Okay, I started watching your video lectures at your 15 City Sense Data and through your application of maximum likelihood estimation.

So, you drag out some common distributions, e.g., Poisson, negative binomial, beta, and look for the best "fit" for your data. Here you have little or no reason to believe that the data has any of those distributions. So, the work is all rules of thumb, intuitive heuristics, crude considerations, e.g., discrete or continuous and what the "support" is, etc. Then the quality is added on later -- see if the results are good on the test data. If not, then try again with more heuristics. If so, then use the "model" in practice. Cute. Apparently you are calling this two step technique, (i) use heuristics and then (ii) validate with the training data the influence of "machine learning". Okay.

But there is a more traditional approach: When we use, e.g., the Poisson distribution, it is because we have good reason to believe that the data really is Poisson distributed. Maybe we just estimate the one parameter of the distribution and then continue on. It will be good also to check with some test data, but really, logically it is not necessary. Moreover, we may have some predictions for which we have no test data.

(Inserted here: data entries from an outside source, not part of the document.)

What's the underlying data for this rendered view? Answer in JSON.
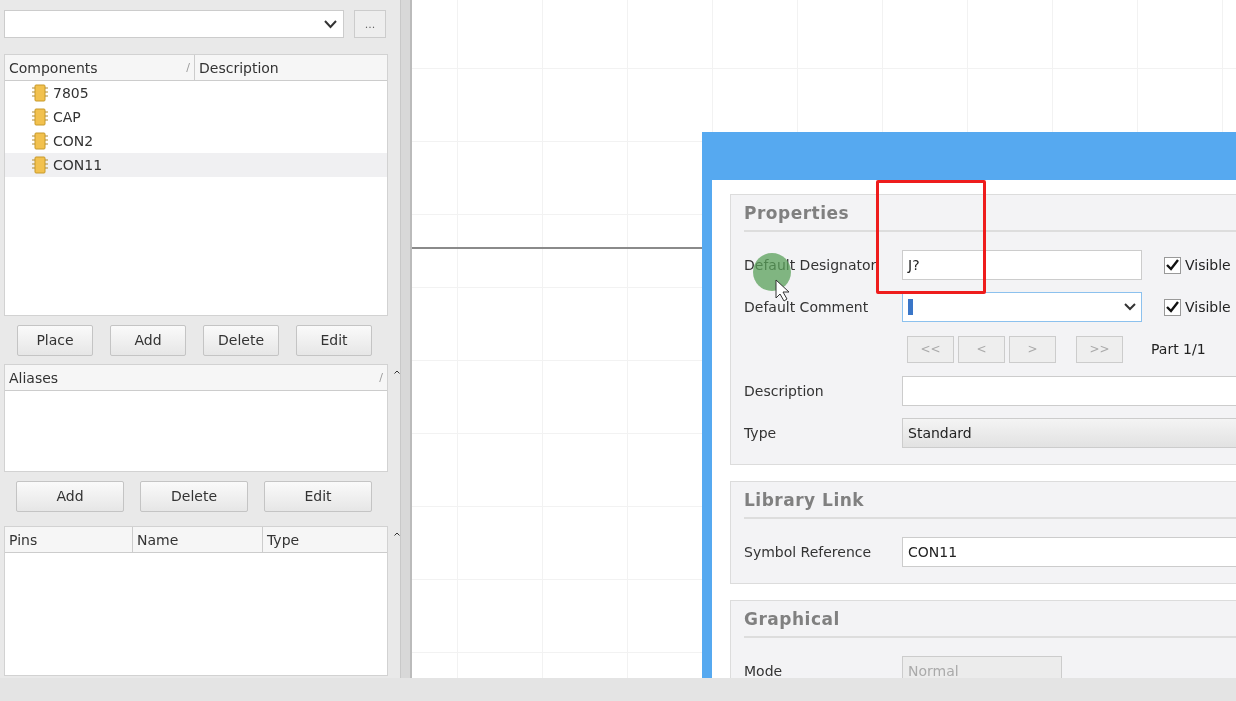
{
  "library_panel": {
    "browse_button": "...",
    "components": {
      "columns": [
        "Components",
        "Description"
      ],
      "sort_mark": "/",
      "items": [
        {
          "name": "7805",
          "selected": false
        },
        {
          "name": "CAP",
          "selected": false
        },
        {
          "name": "CON2",
          "selected": false
        },
        {
          "name": "CON11",
          "selected": true
        }
      ]
    },
    "component_buttons": [
      "Place",
      "Add",
      "Delete",
      "Edit"
    ],
    "aliases": {
      "columns": [
        "Aliases"
      ],
      "sort_mark": "/"
    },
    "alias_buttons": [
      "Add",
      "Delete",
      "Edit"
    ],
    "pins": {
      "columns": [
        "Pins",
        "Name",
        "Type"
      ]
    }
  },
  "dialog": {
    "groups": [
      {
        "title": "Properties",
        "rows": [
          {
            "kind": "text",
            "label": "Default Designator",
            "value": "J?",
            "visible_checkbox": {
              "label": "Visible",
              "checked": true
            }
          },
          {
            "kind": "combo",
            "label": "Default Comment",
            "value": "",
            "focused": true,
            "visible_checkbox": {
              "label": "Visible",
              "checked": true
            }
          },
          {
            "kind": "nav",
            "buttons": [
              {
                "label": "<<",
                "disabled": true
              },
              {
                "label": "<",
                "disabled": true
              },
              {
                "label": ">",
                "disabled": true
              },
              {
                "label": ">>",
                "disabled": true
              }
            ],
            "part": "Part 1/1"
          },
          {
            "kind": "text",
            "label": "Description",
            "value": ""
          },
          {
            "kind": "select",
            "label": "Type",
            "value": "Standard"
          }
        ]
      },
      {
        "title": "Library Link",
        "rows": [
          {
            "kind": "text",
            "label": "Symbol Reference",
            "value": "CON11"
          }
        ]
      },
      {
        "title": "Graphical",
        "rows": [
          {
            "kind": "select",
            "label": "Mode",
            "value": "Normal",
            "disabled": true
          }
        ]
      }
    ]
  },
  "annotation": {
    "kind": "highlight"
  }
}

An example of this traditional approach where we have no test data and, really, no "training" data in the sense you are assuming, is the work I outlined for predicting the lifetime of submarines in a special scenario of global nuclear war limited to sea. There we got a Poisson process from some work of Koopmans. But we had no data on sinking submarines in real wars, not for "training" or "testing". We can similar things for, say, arrivals at a Web site because from the renewal theorem we have good reason to believe that the arrivals, over, say, 10 minutes at a time, form a Poisson process. Then we could estimate the arrival rate and, if we wish, do an hypothesis test for anomalies where the null hypothesis was that the arrivals were as in our Poisson process, all without any heuristic fitting and detecting anomalies that were not in any data we had observed so far.

So, generally we have two approaches:

(1) Machine learning where we get test data, use heuristics to build a model, test the model on test data, and declare success when we pass the test.

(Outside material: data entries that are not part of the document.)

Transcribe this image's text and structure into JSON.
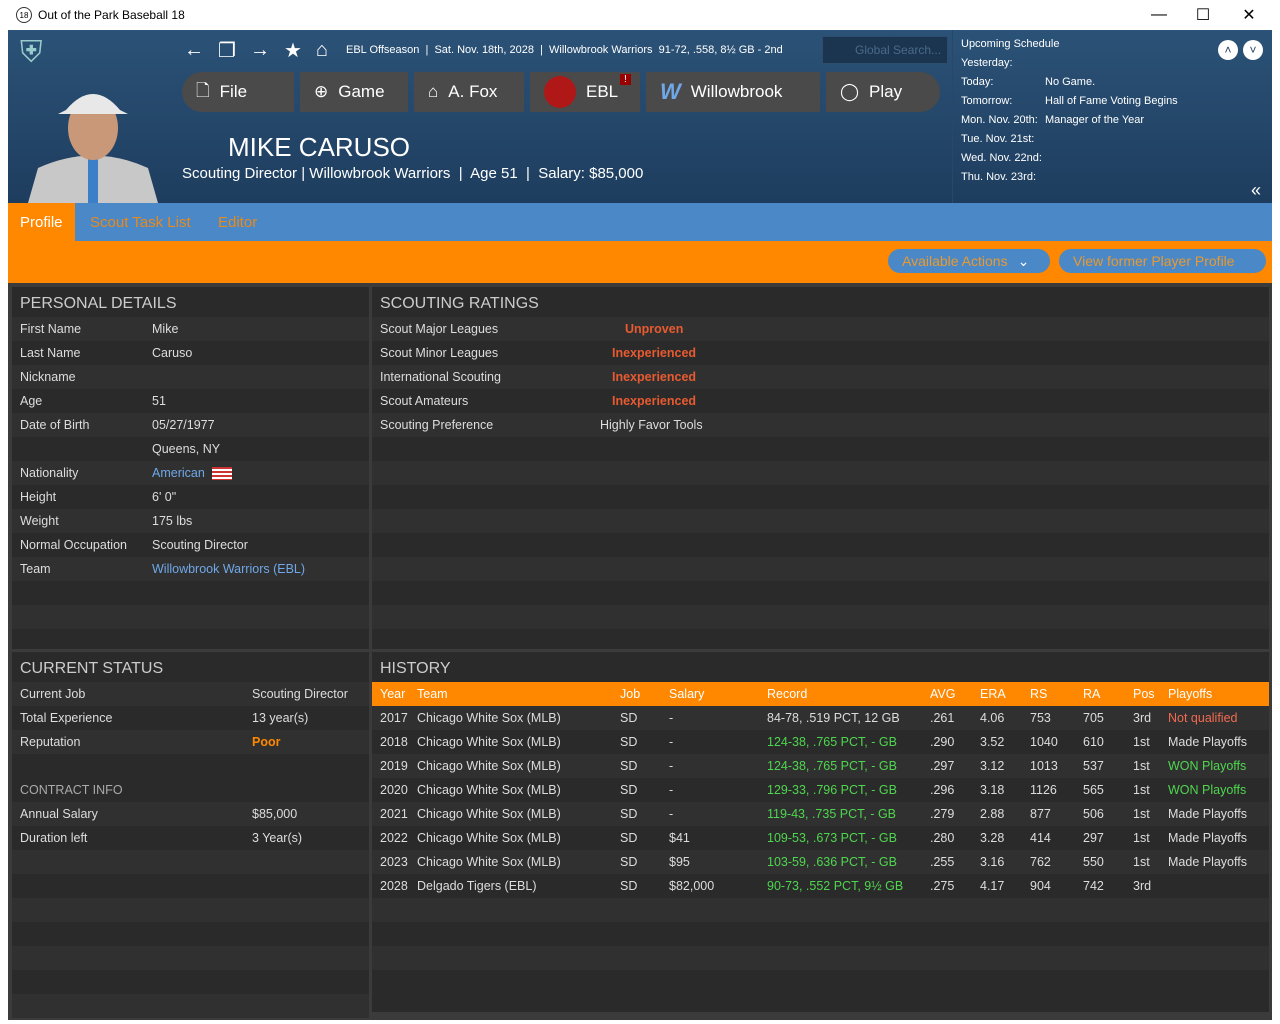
{
  "window": {
    "title": "Out of the Park Baseball 18",
    "icon_text": "18"
  },
  "nav": {
    "info": "EBL Offseason  |  Sat. Nov. 18th, 2028  |  Willowbrook Warriors  91-72, .558, 8½ GB - 2nd",
    "search_placeholder": "Global Search..."
  },
  "menu": [
    "File",
    "Game",
    "A. Fox",
    "EBL",
    "Willowbrook",
    "Play"
  ],
  "menu_badge": "!",
  "person": {
    "name": "MIKE CARUSO",
    "subtitle": "Scouting Director | Willowbrook Warriors  |  Age 51  |  Salary: $85,000"
  },
  "schedule": {
    "title": "Upcoming Schedule",
    "items": [
      {
        "day": "Yesterday:",
        "event": ""
      },
      {
        "day": "Today:",
        "event": "No Game."
      },
      {
        "day": "Tomorrow:",
        "event": "Hall of Fame Voting Begins"
      },
      {
        "day": "Mon. Nov. 20th:",
        "event": "Manager of the Year"
      },
      {
        "day": "Tue. Nov. 21st:",
        "event": ""
      },
      {
        "day": "Wed. Nov. 22nd:",
        "event": ""
      },
      {
        "day": "Thu. Nov. 23rd:",
        "event": ""
      }
    ]
  },
  "tabs": [
    "Profile",
    "Scout Task List",
    "Editor"
  ],
  "actions": {
    "available": "Available Actions",
    "former": "View former Player Profile"
  },
  "personal": {
    "title": "PERSONAL DETAILS",
    "rows": [
      [
        "First Name",
        "Mike"
      ],
      [
        "Last Name",
        "Caruso"
      ],
      [
        "Nickname",
        ""
      ],
      [
        "Age",
        "51"
      ],
      [
        "Date of Birth",
        "05/27/1977"
      ],
      [
        "",
        "Queens, NY"
      ],
      [
        "Nationality",
        "American"
      ],
      [
        "Height",
        "6' 0\""
      ],
      [
        "Weight",
        "175 lbs"
      ],
      [
        "Normal Occupation",
        "Scouting Director"
      ],
      [
        "Team",
        "Willowbrook Warriors (EBL)"
      ]
    ]
  },
  "scouting": {
    "title": "SCOUTING RATINGS",
    "rows": [
      [
        "Scout Major Leagues",
        "Unproven"
      ],
      [
        "Scout Minor Leagues",
        "Inexperienced"
      ],
      [
        "International Scouting",
        "Inexperienced"
      ],
      [
        "Scout Amateurs",
        "Inexperienced"
      ],
      [
        "Scouting Preference",
        "Highly Favor Tools"
      ]
    ]
  },
  "status": {
    "title": "CURRENT STATUS",
    "rows": [
      [
        "Current Job",
        "Scouting Director"
      ],
      [
        "Total Experience",
        "13 year(s)"
      ],
      [
        "Reputation",
        "Poor"
      ]
    ],
    "contract_title": "CONTRACT INFO",
    "contract": [
      [
        "Annual Salary",
        "$85,000"
      ],
      [
        "Duration left",
        "3 Year(s)"
      ]
    ]
  },
  "history": {
    "title": "HISTORY",
    "columns": [
      "Year",
      "Team",
      "Job",
      "Salary",
      "Record",
      "AVG",
      "ERA",
      "RS",
      "RA",
      "Pos",
      "Playoffs"
    ],
    "rows": [
      [
        "2017",
        "Chicago White Sox (MLB)",
        "SD",
        "-",
        "84-78, .519 PCT, 12 GB",
        ".261",
        "4.06",
        "753",
        "705",
        "3rd",
        "Not qualified"
      ],
      [
        "2018",
        "Chicago White Sox (MLB)",
        "SD",
        "-",
        "124-38, .765 PCT, - GB",
        ".290",
        "3.52",
        "1040",
        "610",
        "1st",
        "Made Playoffs"
      ],
      [
        "2019",
        "Chicago White Sox (MLB)",
        "SD",
        "-",
        "124-38, .765 PCT, - GB",
        ".297",
        "3.12",
        "1013",
        "537",
        "1st",
        "WON Playoffs"
      ],
      [
        "2020",
        "Chicago White Sox (MLB)",
        "SD",
        "-",
        "129-33, .796 PCT, - GB",
        ".296",
        "3.18",
        "1126",
        "565",
        "1st",
        "WON Playoffs"
      ],
      [
        "2021",
        "Chicago White Sox (MLB)",
        "SD",
        "-",
        "119-43, .735 PCT, - GB",
        ".279",
        "2.88",
        "877",
        "506",
        "1st",
        "Made Playoffs"
      ],
      [
        "2022",
        "Chicago White Sox (MLB)",
        "SD",
        "$41",
        "109-53, .673 PCT, - GB",
        ".280",
        "3.28",
        "414",
        "297",
        "1st",
        "Made Playoffs"
      ],
      [
        "2023",
        "Chicago White Sox (MLB)",
        "SD",
        "$95",
        "103-59, .636 PCT, - GB",
        ".255",
        "3.16",
        "762",
        "550",
        "1st",
        "Made Playoffs"
      ],
      [
        "2028",
        "Delgado Tigers (EBL)",
        "SD",
        "$82,000",
        "90-73, .552 PCT, 9½ GB",
        ".275",
        "4.17",
        "904",
        "742",
        "3rd",
        ""
      ]
    ]
  }
}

(2) Math assumptions where we have reason to know the distributions and form of a model, and use possibly much less data to determine the relatively few free parameters in the model and then just apply the model (testing also if we have some suitable test data -- in the submarine model, we did not).

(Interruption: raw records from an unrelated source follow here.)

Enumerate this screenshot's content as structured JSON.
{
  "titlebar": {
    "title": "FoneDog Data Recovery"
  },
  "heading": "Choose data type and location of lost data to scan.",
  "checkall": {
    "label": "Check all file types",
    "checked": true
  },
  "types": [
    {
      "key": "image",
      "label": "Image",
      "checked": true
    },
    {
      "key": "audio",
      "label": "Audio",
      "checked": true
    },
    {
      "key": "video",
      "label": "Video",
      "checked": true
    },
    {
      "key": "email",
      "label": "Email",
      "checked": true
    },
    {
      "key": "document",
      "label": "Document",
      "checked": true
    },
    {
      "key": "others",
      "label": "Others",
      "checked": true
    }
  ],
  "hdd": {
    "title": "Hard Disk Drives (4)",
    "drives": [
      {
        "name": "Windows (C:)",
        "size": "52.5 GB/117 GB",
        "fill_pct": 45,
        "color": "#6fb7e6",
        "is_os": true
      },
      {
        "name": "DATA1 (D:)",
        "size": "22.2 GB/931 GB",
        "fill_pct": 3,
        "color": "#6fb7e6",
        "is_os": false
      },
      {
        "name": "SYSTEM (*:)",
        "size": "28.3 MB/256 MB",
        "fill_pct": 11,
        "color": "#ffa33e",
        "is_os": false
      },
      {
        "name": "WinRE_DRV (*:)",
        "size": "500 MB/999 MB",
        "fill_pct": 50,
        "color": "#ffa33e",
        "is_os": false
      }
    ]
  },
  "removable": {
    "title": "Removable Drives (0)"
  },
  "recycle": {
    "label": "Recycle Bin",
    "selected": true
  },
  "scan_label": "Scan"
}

A problem for approach (1) machine learning is that we should be fairly sure that when we apply the model at point x, point x is distributed as in the training data. So, essentially we are just interpolating.

E.g., if we have positive integers n and d, the set of real numbers R, training data pairs (y_i, x_i) for i = 1, 2, ..., n where y_i in R and x_i in R^d, fit a model that predicts each y_i from each_x_i, then to apply the model at x in R^d, we should know that x is distributed like the x_i.

So, we are assuming that the x_i have a "distribution", that is, are independent, identically distributed (i.i.d.) "samples" from some distribution. And our model is a function f: R^d --> R. Then to apply our model a x in R^d we evaluate f(x). We hope that our f(x) will be a good approximation of the y in R that would correspond to our x in R^d. So, again, to do this, we should check if x in R^d is distributed like the x_i in R^d.

I did see your work on anomaly detection, but it was much simpler and really not in the same context as an hypothesis test with null hypothesis that the x and x_i are i.i.d. in R^d.

I can believe that at times approach (1) can work and be useful in practice, but (A) a lot of data is needed (e.g., can't apply this approach to the problem of the submarine lifetimes) and (B) are limited in the values of x that can be used in the model (can't do an hypothesis test to detect anomalous arrivals beyond any seen before at a Web site).

From all I could see in your lectures, you neglected approach (2); readers should be informed that something like (2) is missing.